Then, like the hissing wind, rose the quick anger of the people.
At the same instant Page and the crowd rushed toward Zura, who, with bamboo stick in her raised hand, stood white and defiant.
A coolie made a lunge at her. With closed fist Page Hanaford struck him full in the face; the other arm shielded Zura. Another man spat at her, and met the fate of his brother from Page's well-directed blow. There is nothing so savage as a Japanese mob when roused to anger. Knowing them to be cruel and revengeful, my heart stood still as I watched the throng close about Page and Zura. I knew the boy single-handed could not hold out long before the outraged worshipers.
Then above the noise and curses and threats Kishimoto San's voice rang out. "Stop! you crawling vipers of the swamp! How dare you brawl before this sacred place? How dare you touch one of my blood! My granddaughter accounts to me, not to the spawn of the earth—such as you! Disperse your dishonorable bodies to your dishonored homes! Go!"
Blind to reason, they cowered before a masterful mind. They knew the unbending quality of Kishimoto's will, his power to command, to punish. The number grew steadily less, leaving Page and Zura and her grandfather alone.
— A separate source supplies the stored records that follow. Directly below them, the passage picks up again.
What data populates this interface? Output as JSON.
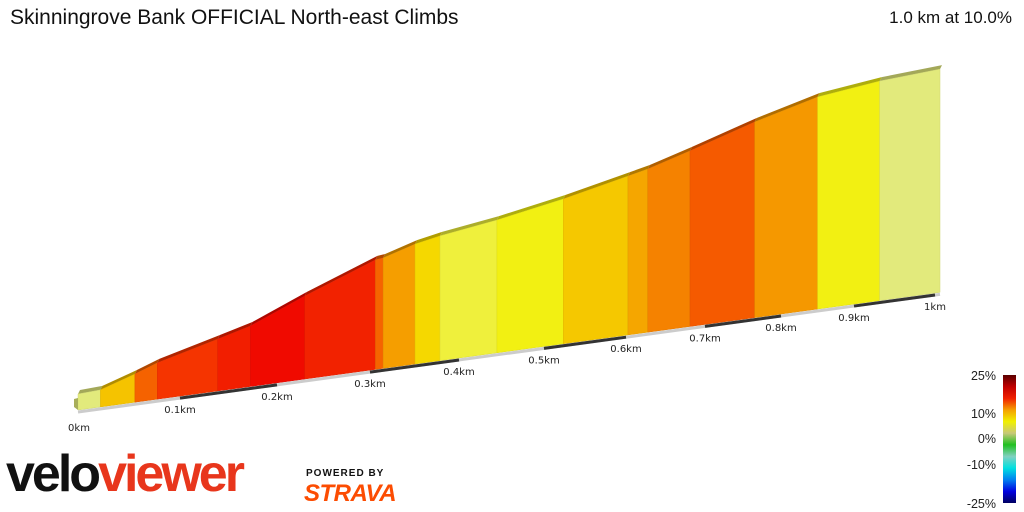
{
  "header": {
    "title": "Skinningrove Bank OFFICIAL North-east Climbs",
    "summary": "1.0 km at 10.0%"
  },
  "branding": {
    "logo_part1": "velo",
    "logo_part2": "viewer",
    "powered_by": "POWERED BY",
    "strava": "STRAVA"
  },
  "chart_data": {
    "type": "area",
    "title": "Skinningrove Bank OFFICIAL North-east Climbs",
    "xlabel": "",
    "ylabel": "",
    "x_unit": "km",
    "xlim": [
      0,
      1.0
    ],
    "tick_labels": [
      "0km",
      "0.1km",
      "0.2km",
      "0.3km",
      "0.4km",
      "0.5km",
      "0.6km",
      "0.7km",
      "0.8km",
      "0.9km",
      "1km"
    ],
    "profile": {
      "km": [
        0,
        0.026,
        0.066,
        0.092,
        0.162,
        0.2,
        0.263,
        0.345,
        0.354,
        0.391,
        0.42,
        0.486,
        0.563,
        0.638,
        0.661,
        0.71,
        0.785,
        0.858,
        0.93,
        1.0
      ],
      "elevation_gain_m": [
        0,
        0.5,
        5.9,
        9.8,
        17.3,
        21.5,
        32.4,
        45.2,
        45.6,
        50.2,
        52.5,
        56.4,
        62.2,
        69.0,
        71.1,
        77.1,
        86.8,
        94.7,
        98.3,
        100.1
      ]
    },
    "segment_colors": [
      "#e2ea7c",
      "#f5c300",
      "#f56200",
      "#f53400",
      "#f21e00",
      "#f00a00",
      "#f22200",
      "#f56400",
      "#f59e00",
      "#f5d800",
      "#eff03c",
      "#f2f012",
      "#f5c800",
      "#f5a600",
      "#f58200",
      "#f55a00",
      "#f59800",
      "#f2f012",
      "#e2ea7c"
    ],
    "legend": {
      "labels": [
        "25%",
        "10%",
        "0%",
        "-10%",
        "-25%"
      ],
      "values": [
        25,
        10,
        0,
        -10,
        -25
      ],
      "colors": [
        "#5a0000",
        "#c00000",
        "#f02000",
        "#f5a000",
        "#f0f000",
        "#c8c878",
        "#20c020",
        "#80d0c0",
        "#00e0e0",
        "#0080f0",
        "#0000e0",
        "#000060"
      ]
    }
  }
}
Kishimoto San turned to the girl and with words cold as icicles, cutting as a whiplash, dismissed the child of his only daughter from his house and home. He cared neither where she went, nor what she did. She no longer belonged to him or his kind. He disowned her. Her foreign blood would be curse enough.
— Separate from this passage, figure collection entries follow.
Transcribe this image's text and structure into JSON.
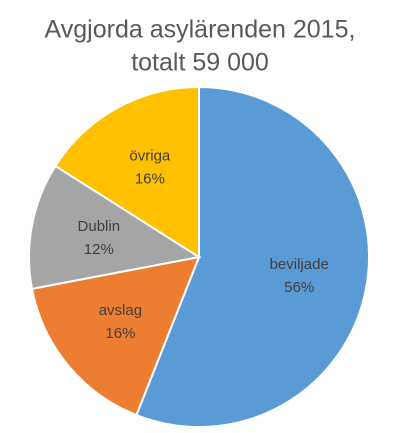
{
  "chart_data": {
    "type": "pie",
    "title": [
      "Avgjorda asylärenden 2015,",
      "totalt 59 000"
    ],
    "categories": [
      "beviljade",
      "avslag",
      "Dublin",
      "övriga"
    ],
    "values": [
      56,
      16,
      12,
      16
    ],
    "value_labels": [
      "56%",
      "16%",
      "12%",
      "16%"
    ],
    "colors": [
      "#5b9bd5",
      "#ed7d31",
      "#a5a5a5",
      "#ffc000"
    ]
  }
}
Bidding his family follow, he turned and left. As Mrs. Wingate passed her disgraced offspring, with troubled voice and bewildered looks she repeated once more her set formula of reproof, "Oh, Zura! I no understand yo' naughty; I no like yo' bad."
The homeless girl, Page, and I were left in the darkness.
"Come with me, Zura," I said, not knowing what else to do; and the three of us made our way toward the high twinkling light that marked the House of the Misty Star.
As the boy walked beside her, hatless, tie and collar disarranged, I could but see what his defense of Zura had cost him in physical strength. His face twitched with the effort to control his shaking limbs; that strange illness had robbed him of so much.